By GARRET CONDON, Courant Staff Writer

http://www.ctnow.com/news/local/hc-nurses0201.artfeb01.story?coll=hc%2Dheadlines%2Dlocal

Nurses who work at state institutions called on the state Thursday to re-negotiate their contract to increase salaries, improve working conditions and expand educational opportunities as a way to recruit and retain nurses amid a nationwide nursing shortage.

The state faces a substantial budget deficit, and it's not clear whether the Rowland administration would consider re-opening the four-year contract that went into effect last July. Marc S. Ryan, secretary of the Office of Policy and Management, which negotiates such contracts, did not return a call asking for comment.
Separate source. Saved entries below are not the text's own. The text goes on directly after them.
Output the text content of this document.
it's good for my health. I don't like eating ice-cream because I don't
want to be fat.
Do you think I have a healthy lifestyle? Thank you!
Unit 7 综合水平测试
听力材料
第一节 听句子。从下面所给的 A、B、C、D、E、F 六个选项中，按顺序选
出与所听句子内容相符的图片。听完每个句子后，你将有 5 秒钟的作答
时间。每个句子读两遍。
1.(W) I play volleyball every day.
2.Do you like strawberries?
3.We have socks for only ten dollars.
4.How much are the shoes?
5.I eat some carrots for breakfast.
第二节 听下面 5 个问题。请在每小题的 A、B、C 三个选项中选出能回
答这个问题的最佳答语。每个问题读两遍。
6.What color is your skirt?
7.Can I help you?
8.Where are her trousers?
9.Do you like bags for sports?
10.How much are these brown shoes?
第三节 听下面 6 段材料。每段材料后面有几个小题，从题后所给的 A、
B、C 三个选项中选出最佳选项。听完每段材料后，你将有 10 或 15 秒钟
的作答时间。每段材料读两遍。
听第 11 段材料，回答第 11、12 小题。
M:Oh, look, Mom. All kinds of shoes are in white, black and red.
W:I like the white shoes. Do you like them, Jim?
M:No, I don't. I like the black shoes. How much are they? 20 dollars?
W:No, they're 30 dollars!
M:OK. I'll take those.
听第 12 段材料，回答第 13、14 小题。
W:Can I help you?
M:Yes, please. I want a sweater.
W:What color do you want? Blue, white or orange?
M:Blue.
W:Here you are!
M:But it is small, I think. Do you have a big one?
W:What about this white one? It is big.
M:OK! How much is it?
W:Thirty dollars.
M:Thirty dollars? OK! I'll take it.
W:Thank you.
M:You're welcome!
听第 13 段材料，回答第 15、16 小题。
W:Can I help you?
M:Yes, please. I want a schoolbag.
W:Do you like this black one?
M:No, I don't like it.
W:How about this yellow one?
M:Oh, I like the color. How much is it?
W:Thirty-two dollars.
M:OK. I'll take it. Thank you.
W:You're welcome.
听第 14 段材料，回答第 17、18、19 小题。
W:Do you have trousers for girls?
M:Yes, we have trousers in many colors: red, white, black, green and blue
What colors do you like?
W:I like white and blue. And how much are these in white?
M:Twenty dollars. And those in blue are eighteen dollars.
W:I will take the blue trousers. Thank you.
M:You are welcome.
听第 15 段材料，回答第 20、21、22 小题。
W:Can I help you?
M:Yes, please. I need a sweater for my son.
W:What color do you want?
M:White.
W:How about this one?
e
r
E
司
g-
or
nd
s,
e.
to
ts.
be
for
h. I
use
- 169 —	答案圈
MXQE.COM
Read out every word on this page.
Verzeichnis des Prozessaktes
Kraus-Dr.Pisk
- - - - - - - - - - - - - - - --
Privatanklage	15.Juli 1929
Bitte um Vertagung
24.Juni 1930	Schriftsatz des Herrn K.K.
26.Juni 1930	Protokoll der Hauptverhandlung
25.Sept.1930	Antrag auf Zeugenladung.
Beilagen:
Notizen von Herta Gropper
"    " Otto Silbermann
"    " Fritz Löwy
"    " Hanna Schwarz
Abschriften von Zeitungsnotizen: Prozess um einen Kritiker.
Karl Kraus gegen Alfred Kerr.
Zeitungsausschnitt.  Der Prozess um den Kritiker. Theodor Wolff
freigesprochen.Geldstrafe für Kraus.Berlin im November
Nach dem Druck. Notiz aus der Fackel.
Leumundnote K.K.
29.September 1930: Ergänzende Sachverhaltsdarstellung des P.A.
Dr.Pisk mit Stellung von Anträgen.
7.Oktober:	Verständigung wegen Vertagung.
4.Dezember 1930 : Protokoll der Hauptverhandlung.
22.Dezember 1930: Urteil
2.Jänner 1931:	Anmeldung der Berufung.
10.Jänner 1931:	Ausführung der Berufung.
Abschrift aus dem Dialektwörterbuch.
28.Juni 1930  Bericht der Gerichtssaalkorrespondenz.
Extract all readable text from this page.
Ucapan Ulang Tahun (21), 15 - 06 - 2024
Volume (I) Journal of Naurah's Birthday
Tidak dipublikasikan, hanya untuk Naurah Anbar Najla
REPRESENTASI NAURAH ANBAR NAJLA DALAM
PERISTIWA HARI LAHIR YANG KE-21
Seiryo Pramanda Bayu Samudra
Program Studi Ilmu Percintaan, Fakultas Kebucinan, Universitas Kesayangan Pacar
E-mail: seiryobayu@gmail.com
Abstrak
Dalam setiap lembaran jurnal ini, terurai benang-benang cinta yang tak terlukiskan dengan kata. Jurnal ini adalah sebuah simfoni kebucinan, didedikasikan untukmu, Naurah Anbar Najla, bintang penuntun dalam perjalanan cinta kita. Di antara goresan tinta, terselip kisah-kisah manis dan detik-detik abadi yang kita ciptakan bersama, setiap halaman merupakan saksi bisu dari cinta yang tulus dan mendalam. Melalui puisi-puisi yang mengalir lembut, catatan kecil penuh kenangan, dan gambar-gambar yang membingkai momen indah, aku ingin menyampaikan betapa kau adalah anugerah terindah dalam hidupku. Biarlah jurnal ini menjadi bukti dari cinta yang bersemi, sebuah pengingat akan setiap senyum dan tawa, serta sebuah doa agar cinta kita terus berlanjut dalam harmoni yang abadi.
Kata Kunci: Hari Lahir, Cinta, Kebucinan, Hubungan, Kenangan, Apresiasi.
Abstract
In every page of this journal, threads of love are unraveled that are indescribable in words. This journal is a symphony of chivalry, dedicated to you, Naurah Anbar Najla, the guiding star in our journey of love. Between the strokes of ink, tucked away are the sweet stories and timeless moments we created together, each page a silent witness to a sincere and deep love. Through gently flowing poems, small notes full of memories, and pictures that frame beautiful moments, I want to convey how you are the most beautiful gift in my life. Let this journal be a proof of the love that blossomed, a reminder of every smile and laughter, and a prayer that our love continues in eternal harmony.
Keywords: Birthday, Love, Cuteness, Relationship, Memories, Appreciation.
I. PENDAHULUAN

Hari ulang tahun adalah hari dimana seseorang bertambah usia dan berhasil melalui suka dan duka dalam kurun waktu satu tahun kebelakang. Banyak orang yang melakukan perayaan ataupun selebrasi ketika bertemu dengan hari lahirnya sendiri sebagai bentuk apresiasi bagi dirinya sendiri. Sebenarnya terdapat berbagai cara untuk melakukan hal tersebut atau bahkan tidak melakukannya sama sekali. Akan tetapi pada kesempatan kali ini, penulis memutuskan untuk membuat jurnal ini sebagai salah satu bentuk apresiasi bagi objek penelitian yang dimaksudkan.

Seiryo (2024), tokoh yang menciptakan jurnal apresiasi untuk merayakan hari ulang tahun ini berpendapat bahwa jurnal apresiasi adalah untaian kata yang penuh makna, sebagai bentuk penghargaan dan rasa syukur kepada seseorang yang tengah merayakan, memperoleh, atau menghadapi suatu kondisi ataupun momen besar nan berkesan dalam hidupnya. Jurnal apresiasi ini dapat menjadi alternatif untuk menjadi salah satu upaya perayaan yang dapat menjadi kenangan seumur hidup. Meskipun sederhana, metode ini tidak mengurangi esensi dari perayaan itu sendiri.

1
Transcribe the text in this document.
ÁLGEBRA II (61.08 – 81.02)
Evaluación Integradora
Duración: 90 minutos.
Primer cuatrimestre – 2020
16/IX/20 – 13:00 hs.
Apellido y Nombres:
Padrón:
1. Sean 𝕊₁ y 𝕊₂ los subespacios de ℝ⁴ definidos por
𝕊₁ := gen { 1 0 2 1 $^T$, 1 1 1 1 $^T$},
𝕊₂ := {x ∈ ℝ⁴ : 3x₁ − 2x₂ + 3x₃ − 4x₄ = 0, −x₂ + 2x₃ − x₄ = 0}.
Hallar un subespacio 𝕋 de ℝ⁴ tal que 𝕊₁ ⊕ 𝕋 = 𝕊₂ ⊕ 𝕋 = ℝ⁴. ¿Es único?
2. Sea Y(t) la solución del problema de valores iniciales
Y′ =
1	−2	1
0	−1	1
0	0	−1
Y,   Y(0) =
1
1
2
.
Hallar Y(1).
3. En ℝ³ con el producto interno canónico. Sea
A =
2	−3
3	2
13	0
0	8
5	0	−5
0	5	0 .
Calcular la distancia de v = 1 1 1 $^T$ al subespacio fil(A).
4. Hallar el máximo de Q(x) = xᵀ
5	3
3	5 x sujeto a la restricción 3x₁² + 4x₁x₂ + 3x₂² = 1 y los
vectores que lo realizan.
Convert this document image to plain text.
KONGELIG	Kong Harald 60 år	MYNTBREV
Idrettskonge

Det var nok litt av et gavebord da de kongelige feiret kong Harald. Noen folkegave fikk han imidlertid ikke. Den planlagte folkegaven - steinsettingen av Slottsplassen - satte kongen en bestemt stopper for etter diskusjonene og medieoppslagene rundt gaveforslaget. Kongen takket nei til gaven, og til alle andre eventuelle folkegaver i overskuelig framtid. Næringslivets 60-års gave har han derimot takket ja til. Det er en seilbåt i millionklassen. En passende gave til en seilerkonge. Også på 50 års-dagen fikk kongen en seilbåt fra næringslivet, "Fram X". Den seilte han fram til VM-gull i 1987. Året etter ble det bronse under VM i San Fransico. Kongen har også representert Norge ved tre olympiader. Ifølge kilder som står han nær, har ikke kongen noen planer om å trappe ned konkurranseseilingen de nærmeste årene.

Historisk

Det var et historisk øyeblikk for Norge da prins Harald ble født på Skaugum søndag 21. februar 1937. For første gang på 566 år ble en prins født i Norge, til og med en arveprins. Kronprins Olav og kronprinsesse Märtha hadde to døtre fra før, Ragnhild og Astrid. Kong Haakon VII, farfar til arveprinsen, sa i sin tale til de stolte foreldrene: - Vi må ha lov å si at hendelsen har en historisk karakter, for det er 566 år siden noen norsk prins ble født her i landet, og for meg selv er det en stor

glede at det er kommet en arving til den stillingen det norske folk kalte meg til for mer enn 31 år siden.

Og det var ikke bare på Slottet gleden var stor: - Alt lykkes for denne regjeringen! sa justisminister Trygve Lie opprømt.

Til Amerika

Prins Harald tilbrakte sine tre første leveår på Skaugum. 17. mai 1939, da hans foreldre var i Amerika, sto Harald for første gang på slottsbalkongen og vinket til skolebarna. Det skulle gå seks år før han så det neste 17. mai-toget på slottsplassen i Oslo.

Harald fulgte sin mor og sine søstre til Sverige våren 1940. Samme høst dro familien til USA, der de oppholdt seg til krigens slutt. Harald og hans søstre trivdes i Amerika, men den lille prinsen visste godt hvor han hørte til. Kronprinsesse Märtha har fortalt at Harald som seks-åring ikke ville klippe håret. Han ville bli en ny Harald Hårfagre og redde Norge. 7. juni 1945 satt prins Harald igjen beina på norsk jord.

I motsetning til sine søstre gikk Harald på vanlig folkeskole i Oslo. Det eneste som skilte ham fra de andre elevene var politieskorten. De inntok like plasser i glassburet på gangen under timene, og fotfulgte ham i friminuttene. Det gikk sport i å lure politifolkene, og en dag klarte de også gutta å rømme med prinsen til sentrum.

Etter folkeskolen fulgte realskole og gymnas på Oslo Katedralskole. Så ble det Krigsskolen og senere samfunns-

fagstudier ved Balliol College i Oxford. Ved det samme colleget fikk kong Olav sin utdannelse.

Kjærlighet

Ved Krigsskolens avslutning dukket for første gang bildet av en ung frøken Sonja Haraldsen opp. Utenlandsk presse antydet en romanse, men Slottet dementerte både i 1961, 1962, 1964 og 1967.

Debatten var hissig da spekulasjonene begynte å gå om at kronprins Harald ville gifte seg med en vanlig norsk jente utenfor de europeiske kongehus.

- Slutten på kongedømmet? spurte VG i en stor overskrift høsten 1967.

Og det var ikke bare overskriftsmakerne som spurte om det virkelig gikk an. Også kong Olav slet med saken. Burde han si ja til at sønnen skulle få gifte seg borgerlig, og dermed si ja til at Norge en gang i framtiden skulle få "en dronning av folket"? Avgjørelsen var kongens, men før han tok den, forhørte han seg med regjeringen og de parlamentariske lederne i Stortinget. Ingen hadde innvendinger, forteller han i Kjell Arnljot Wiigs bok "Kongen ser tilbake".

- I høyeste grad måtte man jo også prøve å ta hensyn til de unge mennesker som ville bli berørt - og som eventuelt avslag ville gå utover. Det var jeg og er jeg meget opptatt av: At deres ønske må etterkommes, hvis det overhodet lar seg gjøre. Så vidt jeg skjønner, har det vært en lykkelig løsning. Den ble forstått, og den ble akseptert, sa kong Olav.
"The state needs to address this nursing shortage as other health care providers in the state are," said Eleanor Prouty, research director for the New England Health Care Employees Union, District 1199. She presented data on nursing at an informational hearing of the Labor and Public Employees Committee with the Public Health Committee and the Select Committee on Work Force Development.

Prouty's figures - largely taken from a 2000 study of the nurse workforce - showed that nearly a quarter of the state's nurses don't currently work in the field. The data also show that ranks of registered nurses are disproportionately white, that demand for nurses far outstrips the foreseeable supply and that inadequate staffing, overloaded overtime and high stress are chasing nurses from the profession.

She said that nurses who work for the state often care for the sickest of the sick in facilities that have been hard-hit by the nursing shortage, and that they earn less than nurses working at private institutions.

Dan Strahinich, vice president and political director of the health care workers union, suggested that the contract be reworked to make it easier to find and keep nurses. He also said state institutions could conduct in-house classes to help nurses' aides become nurses, as one way to stem the current shortage.